孫良民滿身大汗的從床上支起來了上半身,腳下的貓還在那兒縮成一團睡得正香。

他還在回味剛才的仿佛是親身經歷過的夢境,眼睛有些沒有焦距的呆呆看著,他突然發現自己的視力的變化,原來深度近視的他,現在已經可以清晰的看到對面墻上的東西了,而且透過大開的臥室的門他可以清晰的看到客廳中的一些細節,這在原來他沒有戴上眼鏡的時候是不可能發生的事兒。

他摸起放在床頭柜上的手機,看了看時間,是下午兩點剛過。

孫良民感覺自己在現實中渡過的時間,也就是睡眠時間應該很短暫,雖然在夢里面過了挺長的時間,但那個所謂的夢境里面的時間還真的挺長的......

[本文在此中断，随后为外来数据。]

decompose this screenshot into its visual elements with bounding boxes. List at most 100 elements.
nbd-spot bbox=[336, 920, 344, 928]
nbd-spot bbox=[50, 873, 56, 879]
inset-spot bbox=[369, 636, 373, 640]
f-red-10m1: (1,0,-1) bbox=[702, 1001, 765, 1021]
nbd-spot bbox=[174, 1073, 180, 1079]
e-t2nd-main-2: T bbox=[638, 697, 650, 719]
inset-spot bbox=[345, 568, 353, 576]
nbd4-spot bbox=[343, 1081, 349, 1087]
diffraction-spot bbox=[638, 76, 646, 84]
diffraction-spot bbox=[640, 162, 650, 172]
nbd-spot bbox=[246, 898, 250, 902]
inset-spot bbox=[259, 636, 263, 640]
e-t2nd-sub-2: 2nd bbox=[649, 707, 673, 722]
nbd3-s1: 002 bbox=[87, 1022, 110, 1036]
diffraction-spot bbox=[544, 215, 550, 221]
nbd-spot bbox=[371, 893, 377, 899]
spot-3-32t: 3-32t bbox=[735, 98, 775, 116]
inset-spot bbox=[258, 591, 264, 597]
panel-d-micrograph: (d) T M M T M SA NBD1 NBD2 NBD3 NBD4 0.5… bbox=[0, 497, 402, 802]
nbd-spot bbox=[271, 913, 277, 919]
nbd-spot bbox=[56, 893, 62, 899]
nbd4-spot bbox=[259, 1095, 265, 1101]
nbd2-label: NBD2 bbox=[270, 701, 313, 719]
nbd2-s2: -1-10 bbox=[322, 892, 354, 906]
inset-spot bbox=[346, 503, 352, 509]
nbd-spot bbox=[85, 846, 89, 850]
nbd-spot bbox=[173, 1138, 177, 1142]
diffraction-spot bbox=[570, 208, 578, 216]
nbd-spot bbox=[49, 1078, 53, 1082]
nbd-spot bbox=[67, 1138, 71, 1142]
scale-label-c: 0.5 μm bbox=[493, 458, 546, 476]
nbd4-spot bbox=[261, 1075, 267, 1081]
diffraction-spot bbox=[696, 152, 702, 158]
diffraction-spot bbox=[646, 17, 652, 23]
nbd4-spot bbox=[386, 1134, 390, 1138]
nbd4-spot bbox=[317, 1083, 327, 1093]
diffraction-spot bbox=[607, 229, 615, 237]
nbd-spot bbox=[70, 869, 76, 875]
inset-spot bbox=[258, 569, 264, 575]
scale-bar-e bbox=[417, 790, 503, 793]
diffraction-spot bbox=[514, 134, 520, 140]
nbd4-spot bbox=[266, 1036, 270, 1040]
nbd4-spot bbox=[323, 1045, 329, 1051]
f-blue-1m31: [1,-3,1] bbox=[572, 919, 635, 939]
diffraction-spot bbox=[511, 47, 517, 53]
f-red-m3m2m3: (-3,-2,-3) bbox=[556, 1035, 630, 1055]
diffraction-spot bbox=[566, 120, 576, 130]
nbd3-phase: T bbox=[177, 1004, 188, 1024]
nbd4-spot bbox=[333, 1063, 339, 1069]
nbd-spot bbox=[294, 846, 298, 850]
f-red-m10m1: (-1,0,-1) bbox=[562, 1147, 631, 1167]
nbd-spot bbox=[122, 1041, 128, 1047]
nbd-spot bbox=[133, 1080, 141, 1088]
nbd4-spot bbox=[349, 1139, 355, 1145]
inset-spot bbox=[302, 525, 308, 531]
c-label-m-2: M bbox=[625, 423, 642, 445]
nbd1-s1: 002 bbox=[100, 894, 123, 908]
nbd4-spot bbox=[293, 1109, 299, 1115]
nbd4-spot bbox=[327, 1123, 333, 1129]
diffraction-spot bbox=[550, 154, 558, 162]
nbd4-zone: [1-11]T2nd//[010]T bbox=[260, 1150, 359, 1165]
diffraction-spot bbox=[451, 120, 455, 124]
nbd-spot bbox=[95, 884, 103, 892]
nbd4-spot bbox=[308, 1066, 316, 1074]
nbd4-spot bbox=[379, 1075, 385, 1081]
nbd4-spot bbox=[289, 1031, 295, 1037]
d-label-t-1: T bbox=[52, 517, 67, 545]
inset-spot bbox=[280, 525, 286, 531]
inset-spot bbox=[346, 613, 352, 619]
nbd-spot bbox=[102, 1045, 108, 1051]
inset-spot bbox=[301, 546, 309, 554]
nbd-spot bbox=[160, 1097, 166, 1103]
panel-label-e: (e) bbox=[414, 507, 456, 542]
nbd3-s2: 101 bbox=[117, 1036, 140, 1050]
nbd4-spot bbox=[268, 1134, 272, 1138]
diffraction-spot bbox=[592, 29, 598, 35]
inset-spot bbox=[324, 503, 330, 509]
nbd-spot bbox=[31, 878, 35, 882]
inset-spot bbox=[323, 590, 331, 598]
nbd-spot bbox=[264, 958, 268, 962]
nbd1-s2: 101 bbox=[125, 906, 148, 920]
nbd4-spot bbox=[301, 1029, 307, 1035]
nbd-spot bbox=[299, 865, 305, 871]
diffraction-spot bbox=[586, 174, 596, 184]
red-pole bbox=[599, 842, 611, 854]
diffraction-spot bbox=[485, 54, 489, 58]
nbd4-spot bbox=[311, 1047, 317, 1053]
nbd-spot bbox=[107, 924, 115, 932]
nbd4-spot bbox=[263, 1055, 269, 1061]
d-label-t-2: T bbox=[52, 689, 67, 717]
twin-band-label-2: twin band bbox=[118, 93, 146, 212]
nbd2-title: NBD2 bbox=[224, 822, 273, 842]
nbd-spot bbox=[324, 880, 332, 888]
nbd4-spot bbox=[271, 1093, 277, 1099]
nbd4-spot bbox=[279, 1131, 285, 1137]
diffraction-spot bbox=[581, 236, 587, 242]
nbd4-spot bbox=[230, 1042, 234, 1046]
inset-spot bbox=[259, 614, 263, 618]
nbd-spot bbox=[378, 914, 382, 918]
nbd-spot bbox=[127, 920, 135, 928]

孫良民起身走到了客廳的窗戶前面,久久的看著外面的景物,體驗著自己視力的變化。

他的手不時的有些顫抖,因為眼前的變化是真實的,而且那系統還是處于成長之中,雖然是匹配程度比較低,可能由于目前的時代還是過于落后的原因,還是什么其它的未知原因,造成了體驗的世界范圍也比較落后和微小。

當然,這只是小黑盒子的說法。

至于,為什么選擇上孫良民,小黑盒子也搞不清楚,可能也是一些未知的原因吧......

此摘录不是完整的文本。